The Boolean equation for a NOR gate is created by multiplying the minus sign by the logical
products of the inputs. (A+B)'=Y
4.D
The logic function of combinational logic gates is identical to that of NOR gates; that is, they
both provide an output of 0 on 01 10 11, and act like NOR gates. Attached to the C code is also
a truth table for the function.
4.E
Data can be transmitted using analogue or digital electric signals. Both methods work by
translating data (such as a movie or song) into electrical signals. In contrast to digital systems,
which use numerical representations of data, analogue ones convert data into amplitudevariable electric pulses. Each "bit" in digital technology represents one of two possible
"amplitudes" in binary code (zero or one). The ability to transform analogue signals into digital
ones is built into many modern gadgets. A couple of the most prominent analogue equipment
are audio speakers and microphones. While analogue technology costs less, it can only transmit
so much data before it becomes unreliable.
Many devices' functions have been entirely transformed by digital technology. Once the data
has been transmitted, it will be decoded from its binary representation. They are flexible
because modifications may be made rapidly. The cost of digital devices tends to be higher than
that of analogue ones.
Analog communications require significantly less bandwidth than digital ones. Changes in
physical phenomena like sound, light, temperature, position, or pressure are more faithfully
represented by analogue signals. This means that the electrical tolerance of analogue
communication systems is more significant.
Equipment and media for VCR video recording are all examples of modern technology that
use analogue signals.
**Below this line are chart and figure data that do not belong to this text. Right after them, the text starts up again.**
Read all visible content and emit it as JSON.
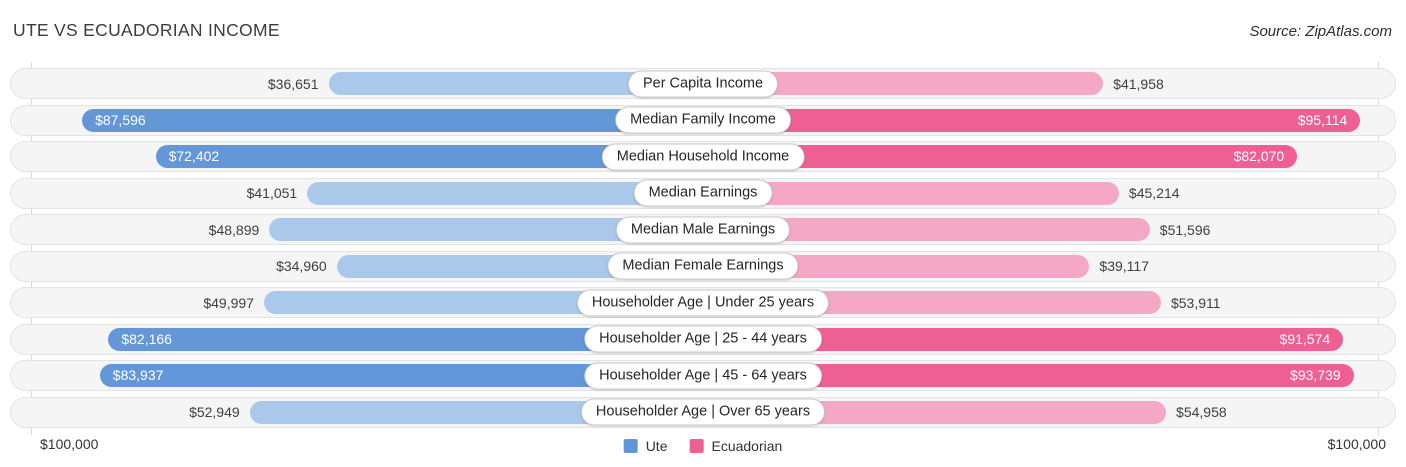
{
  "header": {
    "title": "UTE VS ECUADORIAN INCOME",
    "source": "Source: ZipAtlas.com"
  },
  "footer": {
    "left_axis_label": "$100,000",
    "right_axis_label": "$100,000",
    "legend": [
      {
        "label": "Ute",
        "color": "#5f97d8"
      },
      {
        "label": "Ecuadorian",
        "color": "#ee5f94"
      }
    ]
  },
  "colors": {
    "ute_dark": "#6397d7",
    "ute_light": "#a9c8ea",
    "ecuadorian_dark": "#ee5f94",
    "ecuadorian_light": "#f5a8c5",
    "track_bg": "#f5f5f6",
    "track_border": "#e3e3e5",
    "gridline": "#d9d9d9"
  },
  "chart_data": {
    "type": "bar",
    "variant": "bidirectional-tornado",
    "title": "UTE VS ECUADORIAN INCOME",
    "axis_max": 100000,
    "axis_max_label": "$100,000",
    "grid": "edge gridlines only, at $100,000 left and right",
    "legend_position": "bottom-center",
    "categories": [
      "Per Capita Income",
      "Median Family Income",
      "Median Household Income",
      "Median Earnings",
      "Median Male Earnings",
      "Median Female Earnings",
      "Householder Age | Under 25 years",
      "Householder Age | 25 - 44 years",
      "Householder Age | 45 - 64 years",
      "Householder Age | Over 65 years"
    ],
    "series": [
      {
        "name": "Ute",
        "side": "left",
        "values": [
          36651,
          87596,
          72402,
          41051,
          48899,
          34960,
          49997,
          82166,
          83937,
          52949
        ],
        "labels": [
          "$36,651",
          "$87,596",
          "$72,402",
          "$41,051",
          "$48,899",
          "$34,960",
          "$49,997",
          "$82,166",
          "$83,937",
          "$52,949"
        ]
      },
      {
        "name": "Ecuadorian",
        "side": "right",
        "values": [
          41958,
          95114,
          82070,
          45214,
          51596,
          39117,
          53911,
          91574,
          93739,
          54958
        ],
        "labels": [
          "$41,958",
          "$95,114",
          "$82,070",
          "$45,214",
          "$51,596",
          "$39,117",
          "$53,911",
          "$91,574",
          "$93,739",
          "$54,958"
        ]
      }
    ]
  }
}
Any clock is assumed to be an analogue clock without a digital readout.
Due to advancements in digital technology, gadgets are now more portable, lightweight,
speedy, and versatile than ever before.
Data can be created, stored, or processed using various digital technologies. Social networking
sites, online video games, multimedia presentations, and mobile phones are just a few examples
of the many forms of electronic media and methods of contact available today. The term
"digital learning" is used when discussing education whenever digital instruments are used.
1. F
Communication systems that transmit a continuous stream of speech, data, images, or video
typically use similar signals. The input signal is combined with a carrier signal during analogue
transmission using one of two primary techniques. Many applications continue to collect
signals from analogue sensors and transducers, and radio and audio equipment also extensively
use analogue circuitry before transforming those signals to digital for storage and processing.
The applications for digital audio systems are numerous. Television and film editors can benefit
from digital audio technology. Car stereos, concert sound systems, and studio recordings all
use some form of digital audio technology.